El caballo blanco
¿Te interesa saber cómo me relacioné
con la pintura o el dibujo?
Fue en la infancia.
Mis hermanas tomaban clases de dibujo
con una profesora francesa
cuya cara se ha borrado
pero no la mano ni el sexo,
ni esa goma de borrar o de no borrar.
Tal vez hago un trait-d’union: prosa-verso;
para mí prosa equivale a pintura (femenino),
verso (masculino) al dibujo.
Debajo de una mesa
recogía los restos de dibujos rechazados
y los examinaba a hurtadillas
y hasta robaba alguna lámina
que servía de modelo.
Había ojos, bocas, orejas sacadas, creo,
de alguna estatua griega.
La oreja era mi preferida
porque parecía un caracol;
era algo independiente que no se asociaba
demasiado a lo que era,
no una oreja para oír sino para adornar,
para placer o adorno,
de donde colgaban aros o piedritas,
cuanto más grandes las señoras
más grandes las piedritas.
Sin embargo me seducían las sombras
más que un juguete,
las líneas más que un caramelo.
Cuántas veces dejé de chupar
hasta el fin un “sucre d’orge”
por entusiasmarme ante alguna de estas láminas
que provocaron alguna reprobación
por haberla tocado
con las manos pringosas o destructoras
y no tan respetuosa como requería mi corazón
gobernado en aquellos tiempos
por mis ojos.
Entre tanto papelerío
se encontraban esas imágenes menos clásicas
que esas cabezas francesas:
dos bailarinas y un caballo
(así lo recuerdo al menos).
Una bailarina que calqué
con papel carbónico,
porque ya me habían dado como juguete
un lápiz maravilloso.
La bailarina fue aplaudida por toda la clase
que se componía de tres personas,
lo que me hizo sentir
en el pináculo de la gloria.
Pero no fue lo mismo con el caballo.
Ciertas protuberancias
demasiado evidentes pero reconocibles
escandalizaron a alguien.
Recuerdo el rubor de ciertas caras jóvenes
que reían
escondiendo la risa detrás de un papel,
coqueto, como abanico improvisado.
Las menos jóvenes, impávidas,
controlaban la infidelidad del dibujo.
La implacable goma de borrar comenzó a destruir
la parte más importante de mi dibujo
porque era la que más
me había costado armonizar con el resto del dibujo
por ser insustituible.
Estaba a un paso de ser una niña prodigio,
el rubor me cubría la frente
pero la goma de la modestia me lo impedía.
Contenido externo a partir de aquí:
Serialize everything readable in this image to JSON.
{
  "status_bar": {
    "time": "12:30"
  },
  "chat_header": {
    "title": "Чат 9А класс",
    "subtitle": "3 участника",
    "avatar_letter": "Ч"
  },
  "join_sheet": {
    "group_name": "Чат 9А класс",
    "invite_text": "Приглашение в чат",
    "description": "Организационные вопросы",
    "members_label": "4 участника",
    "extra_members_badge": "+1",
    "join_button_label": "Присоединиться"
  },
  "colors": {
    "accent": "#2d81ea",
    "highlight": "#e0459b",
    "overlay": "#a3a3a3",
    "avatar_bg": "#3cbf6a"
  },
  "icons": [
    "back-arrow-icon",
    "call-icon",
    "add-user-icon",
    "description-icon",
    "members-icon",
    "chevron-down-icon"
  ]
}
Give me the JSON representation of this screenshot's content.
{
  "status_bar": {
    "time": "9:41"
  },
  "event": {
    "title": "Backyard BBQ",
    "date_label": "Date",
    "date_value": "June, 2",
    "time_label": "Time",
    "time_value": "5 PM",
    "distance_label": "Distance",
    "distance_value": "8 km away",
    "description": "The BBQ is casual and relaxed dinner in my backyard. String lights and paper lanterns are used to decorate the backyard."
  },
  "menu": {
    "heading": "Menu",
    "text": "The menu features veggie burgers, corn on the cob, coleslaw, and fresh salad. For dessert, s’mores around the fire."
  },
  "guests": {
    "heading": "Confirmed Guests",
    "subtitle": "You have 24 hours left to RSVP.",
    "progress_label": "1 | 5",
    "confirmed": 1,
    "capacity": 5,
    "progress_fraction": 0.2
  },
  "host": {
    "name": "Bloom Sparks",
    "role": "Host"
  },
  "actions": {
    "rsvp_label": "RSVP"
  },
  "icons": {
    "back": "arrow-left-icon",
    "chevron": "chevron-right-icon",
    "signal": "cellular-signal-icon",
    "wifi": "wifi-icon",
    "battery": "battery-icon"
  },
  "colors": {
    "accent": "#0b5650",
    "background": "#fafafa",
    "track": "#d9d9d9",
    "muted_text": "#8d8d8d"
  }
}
¡Esas gomas de borrar variadas!
Entonces fue revelada la belleza
“me dio falicidad”
de esperar la pintura en un museo
que me dio la facilidad de la esperanza.
Fue en un museo que descubrí
la presencia de aquel caballo.
Entré por la escalinata de mármol
de aquella construcción tan preciosa
y me detuve frente a un caballo de mármol.
Me quedé sin moverme,
mirándolo un rato,
las personas grandes que me rodeaban
consideraron un siglo.
No me alcanzaban los ojos
para descifrar el misterio
de este caballo tan parecido
al que había dibujado aquella tarde.